“Genetic Diversity Fuels Gene Discovery for Tobacco and Alcohol Use”, 2022-12-07 ():
Tobacco and alcohol use are heritable behaviors associated with 15% and 5.3% of worldwide deaths, respectively, due largely to broad increased risk for disease and injury. These substances are used across the globe, yet genome-wide association studies have focused largely on individuals of European ancestries.
Here we leveraged global genetic diversity across 3.4 million individuals from 4 major clines of global ancestry (~21% non-European) to power the discovery and fine-mapping of genomic loci associated with tobacco and alcohol use, to inform function of these loci via ancestry-aware transcriptome-wide association studies, and to evaluate the genetic architecture and predictive power of polygenic risk within and across populations.
…Using our multi-ancestry meta-analysis, we identified 2,143 associated loci across all phenotypes (sentinel variant p < 5 × 10−9), with 3,823 independently associated variants (Extended Data Figure 2, Supplementary Tables 2 & 3 & Supplementary Figures 2 & 3). Of these, 1,346 loci and 2,486 independent variants were associated with SmkInit, 33 loci (39 variants) with AgeSmk, 140 loci (243 variants) with CigDay, 128 loci (206 variants) with SmkCes and 496 loci (849 variants) with DrnkWk. ~64% (n = 1,364) of loci were phenotype-specific, 5 loci were associated with all 4 smoking phenotypes but not with DrnkWk, and 5 loci were associated with all 5 phenotypes. All sentinel variants within identified loci had high posterior probabilities that their effect would replicate in a sufficiently powered study according to a trans-ancestry extension of our GWAS cross-validation technique.
…We found that increases in sample size and genetic diversity improved locus identification and fine-mapping resolution, and that a large majority of the 3,823 associated variants (from 2,143 loci) showed consistent effect sizes across ancestry dimensions. However, polygenic risk scores [eg. 10% smoking] developed in one ancestry performed poorly in others, highlighting the continued need to increase sample sizes of diverse ancestries to realize any potential benefit of polygenic prediction.

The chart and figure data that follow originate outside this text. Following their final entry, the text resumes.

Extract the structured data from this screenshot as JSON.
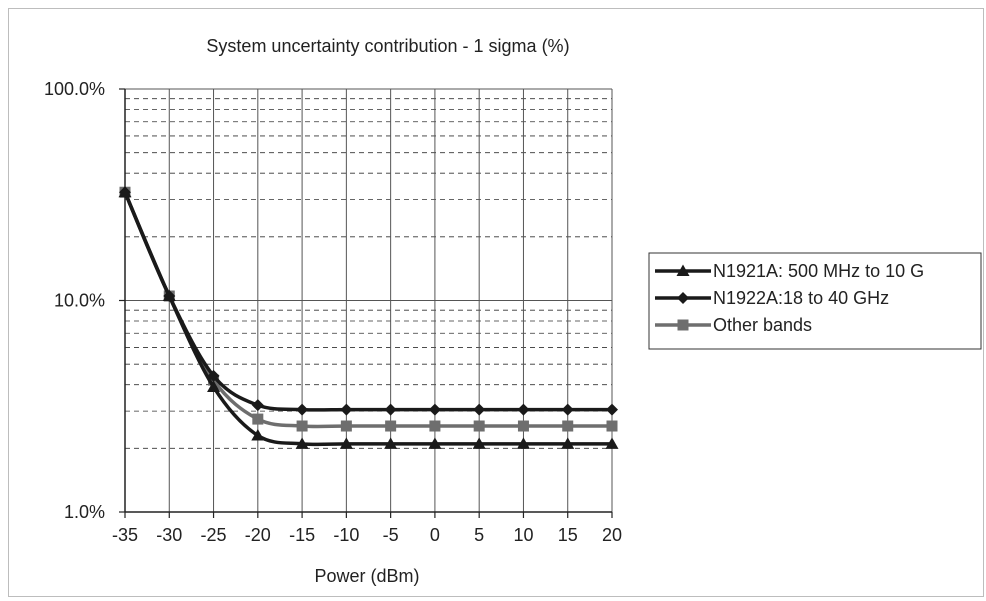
{
  "chart_data": {
    "type": "line",
    "title": "System uncertainty contribution - 1 sigma (%)",
    "xlabel": "Power (dBm)",
    "ylabel": "",
    "x": [
      -35,
      -30,
      -25,
      -20,
      -15,
      -10,
      -5,
      0,
      5,
      10,
      15,
      20
    ],
    "xlim": [
      -35,
      20
    ],
    "ylim": [
      1,
      100
    ],
    "y_scale": "log",
    "x_ticks": [
      "-35",
      "-30",
      "-25",
      "-20",
      "-15",
      "-10",
      "-5",
      "0",
      "5",
      "10",
      "15",
      "20"
    ],
    "y_ticks": [
      {
        "value": 100,
        "label": "100.0%"
      },
      {
        "value": 10,
        "label": "10.0%"
      },
      {
        "value": 1,
        "label": "1.0%"
      }
    ],
    "grid": true,
    "legend_position": "right",
    "series": [
      {
        "name": "N1921A: 500 MHz to 10 G",
        "marker": "triangle",
        "color": "#1a1a1a",
        "values": [
          32.5,
          10.5,
          3.9,
          2.3,
          2.1,
          2.1,
          2.1,
          2.1,
          2.1,
          2.1,
          2.1,
          2.1
        ]
      },
      {
        "name": "N1922A:18 to 40 GHz",
        "marker": "diamond",
        "color": "#1a1a1a",
        "values": [
          32.5,
          10.5,
          4.4,
          3.2,
          3.05,
          3.05,
          3.05,
          3.05,
          3.05,
          3.05,
          3.05,
          3.05
        ]
      },
      {
        "name": "Other bands",
        "marker": "square",
        "color": "#6e6e6e",
        "values": [
          32.5,
          10.5,
          4.2,
          2.75,
          2.55,
          2.55,
          2.55,
          2.55,
          2.55,
          2.55,
          2.55,
          2.55
        ]
      }
    ]
  }
}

…To characterize the multifactorial genetic aetiology of tobacco and alcohol use, we computed genetic correlations of our EUR-stratified results with 1,141 medical, biomarker and behavioral phenotypes from the UK Biobank (Supplementary Tables 10 & 11). An affinity propagation clustering algorithm was used to aid interpretability by grouping UK Biobank phenotypes such that each of the 5 current phenotypes were exemplars (Supplementary Figure 5). SmkInit and AgeSmk clustered together, as did SmkCes and CigDay, with all 4 forming a broad higher-level smoking cluster. Phenotypes with high positive genetic correlations with SmkInit included addiction to any substance, neighbourhood material deprivation, diagnosis of chronic obstructive pulmonary disease, and a negative correlation with age at first sexual intercourse (|rg| = 0.57–0.64). For AgeSmk, the largest genetic correlations were with reproductive phenotypes such as age at first birth (rg = 0.69–0.71) and measures of years of education and attainment (rg = 0.58–0.69). CigDay and SmkCes were most highly positively correlated with respiratory and cardiovascular diseases and cancers (rg = 0.52–0.72), highlighting their genetic link to adverse disease outcomes. Finally, DrnkWk was most strongly correlated with problematic drinking behaviors (rg = 0.52–0.70), indicating extensive overlap in the genetic architecture of DrnkWk and measures of alcohol use, problems and alcohol use disorder. This is consistent with previous findings of strong but imperfect genetic correlations (for example, rg = 0.8) between alcohol consumption and alcohol use disorder from large-scale GWAS. We note, however, that genetic correlations can be difficult to interpret as they may be affected by genetic confounding, mediation effects or sampling bias.
We used the ancestry-stratified meta-analysis results to construct ancestry-specific polygenic risk scores in Add Health, an independent target sample of individuals of diverse ancestries from the United States (n = 2,199 AFR, 1,132 AMR, 525 EAS and 6,092 EUR).